35-7 An approximation algorithm for the 0-1 knapsack problem

Recall the knapsack problem from Section 16.2. There are $n$ items, where the $i$th item is worth $v_i$ dollars and weighs $w_i$ pounds. We are also given a knapsack that can hold at most $W$ pounds. Here, we add the further assumptions that each weight $w_i$ is at most $W$ and that the items are indexed in monotonically decreasing order of their values: $v_1 \ge v_2 \ge \cdots \ge v_n$.

In the 0-1 knapsack problem, we wish to find a subset of the items whose total weight is at most $W$ and whose total value is maximum. The fractional knapsack problem is like the 0-1 knapsack problem, except that we are allowed to take a fraction of each item, rather than being restricted to taking either all or none of each item. If we take a fraction $x_i$ of item $i$, where $0 \le x_i \le 1$, we contribute $x_iw_i$ to the weight of the knapsack and receive value $x_iv_i$. Our goal is to develop a polynomial-time $2$-approximation algorithm for the 0-1 knapsack problem.

In order to design a polynomial-time algorithm, we consider restricted instances of the 0-1 knapsack problem.
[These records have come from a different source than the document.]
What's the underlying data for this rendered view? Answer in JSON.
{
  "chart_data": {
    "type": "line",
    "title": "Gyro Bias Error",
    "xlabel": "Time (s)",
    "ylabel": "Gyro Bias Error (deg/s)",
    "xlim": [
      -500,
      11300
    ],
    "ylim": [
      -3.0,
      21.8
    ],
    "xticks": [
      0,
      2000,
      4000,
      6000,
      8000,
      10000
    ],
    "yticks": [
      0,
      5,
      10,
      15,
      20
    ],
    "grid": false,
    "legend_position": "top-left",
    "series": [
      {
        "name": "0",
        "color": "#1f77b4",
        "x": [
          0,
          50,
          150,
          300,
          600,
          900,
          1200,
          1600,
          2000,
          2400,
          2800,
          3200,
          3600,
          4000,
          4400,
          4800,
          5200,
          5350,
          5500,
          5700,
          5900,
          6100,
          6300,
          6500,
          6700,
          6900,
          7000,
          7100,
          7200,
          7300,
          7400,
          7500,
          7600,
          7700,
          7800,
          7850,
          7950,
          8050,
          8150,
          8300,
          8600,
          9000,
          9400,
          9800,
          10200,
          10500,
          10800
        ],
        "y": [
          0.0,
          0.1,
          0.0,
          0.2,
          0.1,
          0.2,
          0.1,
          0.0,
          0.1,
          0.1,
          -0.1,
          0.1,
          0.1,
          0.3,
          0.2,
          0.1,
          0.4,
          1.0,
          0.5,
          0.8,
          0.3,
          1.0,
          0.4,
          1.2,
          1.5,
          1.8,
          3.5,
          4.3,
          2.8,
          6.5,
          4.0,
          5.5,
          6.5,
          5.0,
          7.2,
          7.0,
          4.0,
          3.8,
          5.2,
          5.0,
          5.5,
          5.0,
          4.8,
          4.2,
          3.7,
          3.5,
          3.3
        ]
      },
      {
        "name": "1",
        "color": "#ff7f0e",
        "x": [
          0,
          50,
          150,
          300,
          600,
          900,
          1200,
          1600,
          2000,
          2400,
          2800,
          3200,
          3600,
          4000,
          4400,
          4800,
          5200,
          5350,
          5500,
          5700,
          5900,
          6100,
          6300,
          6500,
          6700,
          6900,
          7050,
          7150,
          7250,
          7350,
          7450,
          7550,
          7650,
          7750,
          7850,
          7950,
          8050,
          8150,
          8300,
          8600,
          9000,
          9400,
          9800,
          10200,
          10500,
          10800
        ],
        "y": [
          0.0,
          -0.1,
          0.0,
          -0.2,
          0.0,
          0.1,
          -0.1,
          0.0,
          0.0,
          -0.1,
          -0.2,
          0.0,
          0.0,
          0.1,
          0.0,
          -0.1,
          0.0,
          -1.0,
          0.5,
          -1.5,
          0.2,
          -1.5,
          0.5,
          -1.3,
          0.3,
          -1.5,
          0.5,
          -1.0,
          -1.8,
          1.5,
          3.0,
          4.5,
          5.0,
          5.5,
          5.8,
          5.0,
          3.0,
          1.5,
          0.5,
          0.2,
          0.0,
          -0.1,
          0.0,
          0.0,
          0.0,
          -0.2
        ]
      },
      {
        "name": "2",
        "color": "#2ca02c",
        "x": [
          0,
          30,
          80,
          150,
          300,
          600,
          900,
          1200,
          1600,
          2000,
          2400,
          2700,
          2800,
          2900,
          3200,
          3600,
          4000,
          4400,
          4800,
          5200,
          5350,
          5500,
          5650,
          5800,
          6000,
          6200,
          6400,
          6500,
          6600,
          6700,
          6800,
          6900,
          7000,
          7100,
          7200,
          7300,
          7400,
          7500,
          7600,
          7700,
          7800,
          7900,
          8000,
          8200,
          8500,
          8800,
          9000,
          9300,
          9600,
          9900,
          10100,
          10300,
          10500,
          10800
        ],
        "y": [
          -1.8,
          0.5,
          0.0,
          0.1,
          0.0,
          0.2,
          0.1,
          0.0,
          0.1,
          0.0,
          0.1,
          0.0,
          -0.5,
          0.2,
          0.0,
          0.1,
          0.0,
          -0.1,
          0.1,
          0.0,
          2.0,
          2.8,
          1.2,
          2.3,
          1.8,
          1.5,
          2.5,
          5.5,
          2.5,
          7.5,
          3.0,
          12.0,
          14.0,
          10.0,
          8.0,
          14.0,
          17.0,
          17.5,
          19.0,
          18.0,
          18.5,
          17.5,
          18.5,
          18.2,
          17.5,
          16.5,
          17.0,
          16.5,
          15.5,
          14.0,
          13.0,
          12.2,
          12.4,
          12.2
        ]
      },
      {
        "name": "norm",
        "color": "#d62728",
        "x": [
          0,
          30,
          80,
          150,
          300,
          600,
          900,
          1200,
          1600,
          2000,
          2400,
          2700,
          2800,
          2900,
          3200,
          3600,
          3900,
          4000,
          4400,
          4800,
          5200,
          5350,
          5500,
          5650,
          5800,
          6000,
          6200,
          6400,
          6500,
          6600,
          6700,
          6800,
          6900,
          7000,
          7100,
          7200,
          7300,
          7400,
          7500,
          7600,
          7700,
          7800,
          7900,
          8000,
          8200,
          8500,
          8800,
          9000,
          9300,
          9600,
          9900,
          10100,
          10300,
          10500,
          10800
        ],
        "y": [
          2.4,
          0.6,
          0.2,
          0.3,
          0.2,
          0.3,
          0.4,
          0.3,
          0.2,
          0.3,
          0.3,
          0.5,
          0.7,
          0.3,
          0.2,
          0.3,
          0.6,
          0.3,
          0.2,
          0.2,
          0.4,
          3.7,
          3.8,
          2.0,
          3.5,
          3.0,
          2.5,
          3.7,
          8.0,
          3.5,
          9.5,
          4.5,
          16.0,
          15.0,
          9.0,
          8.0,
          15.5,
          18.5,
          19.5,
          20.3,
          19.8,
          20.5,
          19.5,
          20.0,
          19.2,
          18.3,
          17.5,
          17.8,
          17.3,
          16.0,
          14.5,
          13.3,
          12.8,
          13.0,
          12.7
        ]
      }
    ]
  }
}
Given an instance $I$ of the knapsack problem, we form restricted instances $I_j$, for $j = 1, 2, \dots, n$, by removing items $1, 2, \dots, j - 1$ and requiring the solution to include item $j$ (all of item $j$ in both the fractional and 0-1 knapsack problems). No items are removed in instance $I_1$. For instance $I_j$, let $P_j$ denote an optimal solution to the 0-1 problem and $Q_j$ denote an optimal solution to the fractional problem.

a. Argue that an optimal solution to instance $I$ of the 0-1 knapsack problem is one of $\{P_1, P_2, \dots, P_n\}$.

b. Prove that we can find an optimal solution $Q_j$ to the fractional problem for instance $I_j$ by including item $j$ and then using the greedy algorithm in which at each step, we take as much as possible of the unchosen item in the set $\{j + 1, j + 2, \dots, n\}$ with maximum value per pound $v_i / w_i$.

c. Prove that we can always construct an optimal solution $Q_j$ to the fractional problem for instance $I_j$ that includes at most one item fractionally. That is, for all items except possibly one, we either include all of the item or none of the item in the knapsack.

d. Given an optimal solution $Q_j$ to the fractional problem for instance $I_j$, form solution $R_j$ from $Q_j$ by deleting any fractional items from $Q_j$. Let $v(S)$ denote the total value of items taken in a solution $S$. Prove that $v(R_j) \ge v(Q_j) / 2 \ge v(P_j) / 2$.

e. Give a polynomial-time algorithm that returns a maximum-value solution from the set $\{R_1, R_2, \dots, R_n\}$, and prove that your algorithm is a polynomial-time $2$-approximation algorithm for the 0-1 knapsack problem.

(Omit!)